To help identify these tasks, ask stakeholders “If I could wave a magic wand and improve only one task your employees perform, which task would you choose?”. After presenting this question to stakeholders, you will have a list of what they believe are the critical tasks for operational success. Be sure to ask a wide variety of stakeholders both close to and distant from the problem to ensure you get at the truth of the situation. It’s important to be specific about what these tasks are versus using general descriptions, like management, or data entry or equipment repair.

Select a short list of the tasks and start initiatives to improve the required behaviors. Note that these initiatives may or may not be training. As you implement, notice the overall effect. If you chose key tasks, there will be a ripple effect beyond just the selected tasks.

Now you can do the same exercise and select another short list. If you try and do too much at once, you will overwhelm people, or what you deliver will be generic and therefore not directly relevant which will limit learning transfer.

2.      Evaluate Performance Goals

Once you have your list of target tasks, ask the stakeholders how they want people to do those tasks in a different way to how they are being done presently. In other words, how do they want people to behave when doing those tasks. They should be able to give you a detailed answer to the question, “How do you want your team members to do that task?”. Build up a written document of the task list and the way that managers want those tasks to be performed.

You will be surprised at how managers can’t answer that seemingly easy question. They will often have a litany of things they don’t want but have seldom turned that around and considered what they want instead. It is much easier to complain than be constructive.

This is where you can help. Coach management on how to focus on learning outcomes. You can start with this question: “How would you know they are doing that task in the way you want?”. You need to understand what evidence criteria they are using to know the task is being underperformed currently, and what evidence they would be looking for to know the task is being performed well in the future.

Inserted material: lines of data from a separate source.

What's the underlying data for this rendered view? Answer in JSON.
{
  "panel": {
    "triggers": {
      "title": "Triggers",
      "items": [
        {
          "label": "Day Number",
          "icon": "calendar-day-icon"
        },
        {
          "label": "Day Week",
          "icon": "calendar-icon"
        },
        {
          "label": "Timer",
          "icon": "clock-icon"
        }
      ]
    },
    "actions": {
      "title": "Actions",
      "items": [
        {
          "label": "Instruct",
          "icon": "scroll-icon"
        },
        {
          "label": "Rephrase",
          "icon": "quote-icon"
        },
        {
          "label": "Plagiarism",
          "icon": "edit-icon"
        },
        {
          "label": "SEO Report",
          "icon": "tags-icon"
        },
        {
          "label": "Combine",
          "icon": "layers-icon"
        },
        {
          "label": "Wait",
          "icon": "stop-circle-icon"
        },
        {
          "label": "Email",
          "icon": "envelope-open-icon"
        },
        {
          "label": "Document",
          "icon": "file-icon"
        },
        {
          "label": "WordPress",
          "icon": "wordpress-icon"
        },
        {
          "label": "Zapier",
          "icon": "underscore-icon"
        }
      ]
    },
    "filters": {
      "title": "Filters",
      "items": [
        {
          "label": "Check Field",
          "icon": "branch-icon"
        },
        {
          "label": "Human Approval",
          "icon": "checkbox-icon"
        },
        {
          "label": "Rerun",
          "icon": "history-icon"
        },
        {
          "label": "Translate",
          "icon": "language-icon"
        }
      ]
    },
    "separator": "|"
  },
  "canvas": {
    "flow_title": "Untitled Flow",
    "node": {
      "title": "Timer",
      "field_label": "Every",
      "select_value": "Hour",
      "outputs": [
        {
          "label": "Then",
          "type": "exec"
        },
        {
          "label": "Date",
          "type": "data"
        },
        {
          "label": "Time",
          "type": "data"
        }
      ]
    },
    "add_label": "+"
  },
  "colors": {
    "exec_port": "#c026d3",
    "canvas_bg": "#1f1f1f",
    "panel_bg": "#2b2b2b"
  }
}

For them to ask for training, they are using things they see, hear, or feel to arrive at the conclusion that their people need training. What are those things? What ‘measures’ are they using? Even if they say it’s just a gut feel, what informs that feeling?

There are many ways you could measure and then evaluate your training, but ultimately your customers, the stakeholders, will use the same set of measures they have already used to determine that the current set of behaviors is not adequate. You need to be aware of those measures because this is how your stakeholders will judge the effectiveness of your intervention.

3.      Design and Deliver

At this point in the process, you should have a list of specific tasks, with a behavioral description of how those tasks should be done, and what stakeholders would see, hear, or feel if those tasks are being done adequately.

Now you need to get that list signed off by those who are asking for training. Focus them on the change they are looking for, and how it will manifest and help the business, rather than on the method that is used to generate the change.

Now that you have clarity of your outcomes, you can design and build your intervention with the end in mind. Given your outcome is a set of behaviors, your question becomes, “How can I deliver these behaviors?”. This will lead you into asking what skills they need to have in their toolbox to accomplish those behaviors when called on to do so, and how you can create those skills by providing some knowledge, and plenty of opportunities to experiment, reflect and practice.

This set of activities spread over time to accomplish a learning outcome such as training and embedding a skillset, is a learning workflow. You need to implement metrics into this process to gain insight on the progression of their skill development and how they’re applying their new skills on the job.


So, remember the admonition “Start with the end in mind” which has been repeated through history from as far back as the Roman philosopher Seneca around 50 AD. Do your Behavioral Needs Analysis first before getting seduced into thinking about design and delivery. If you don’t get started right with an agreed set of behavioral measures, you will never be able to evaluate the effectiveness of your training program.